Democracy is our opportunity and we fail to exploit it. In all democratic countries we can freely associate, and parties are not the only form of exercising political will. I will not list here all the other options because they all depend on political location of you all, but do it out of a fun seeking impulse and find out information.

For example, let’s use this Medium thing. Maybe? Unlike the noise of forums or the crappy entangled QA sites or the content voting and sharing tools, Medium is clean and asks for far less urgency. It has this way of enticing well thought replies. We can annotate individual ideas and enrich them, and unlike other platforms, which may be more feature complete, Medium did attract a large enough crowd to reach critical mass.

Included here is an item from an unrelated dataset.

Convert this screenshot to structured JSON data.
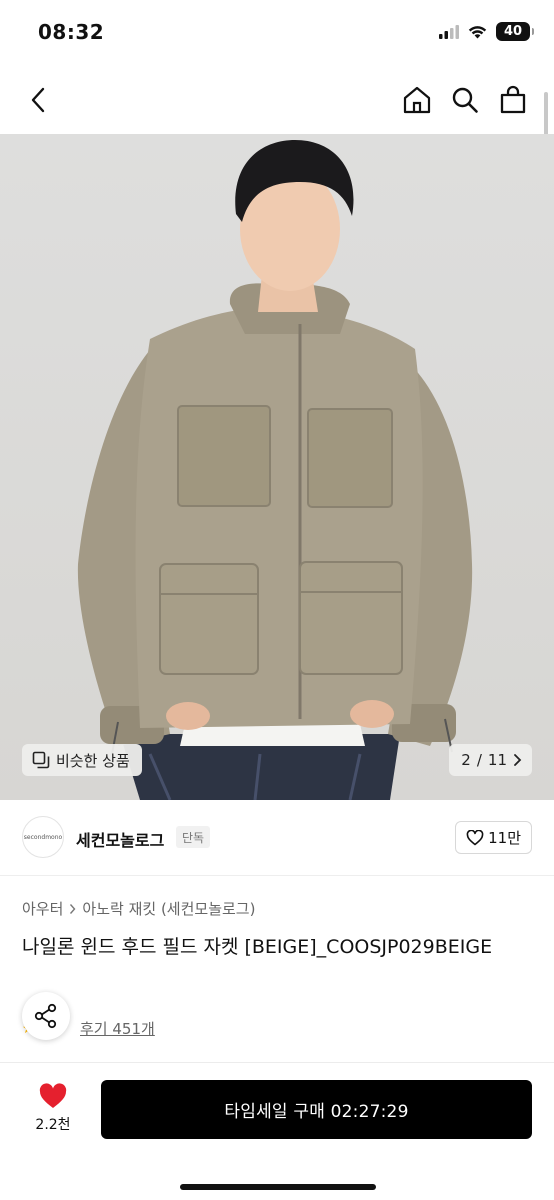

Do we have a way to tame capitalism?

Sure we do. But if all we do is to keep posting articles about the problems and entice people to “revolution” and start off think pieces with quotes from Marx as a hipster way of being underground, we’re not going anywhere.

To tame capitalism is to have simple testable ideas, and input energy in them getting real. For example in my mind, first and foremost is, as I wrote before, regulation. Second, government spending on commonly accepted utility. Third, revamp the taxing system and make taxes a waterfall of value back into society to counter strike the suction pump of well invested capital.

Taming is hard. We need to be patient with capitalism until it learns a new value for certain common truths. For example, jobs! There is no value in “creating jobs”. Creating jobs is no kind of noble endeavor, because a job is not a desired outcome. A job is something that generations have to do, so that future generations have a chance to not do. Then, the problem is not lack of jobs, but lack of opportunity. Opportunity is dried out by the extraction of value out of humanity itself for the use of a few. Even more, the problem is not unemployment, the problem is lack of income, which can be fixed differently than by pushing harder for more business or making miners into confectioners. Creating jobs is an activity that works as long as there is profit to extract from labor plus innovation.

And this is just a rant on all the things we can talk about in common language, without diplomas on our walls, without experts wrangling forums in expensive cities of the world. From our couches, instead of some Netflix.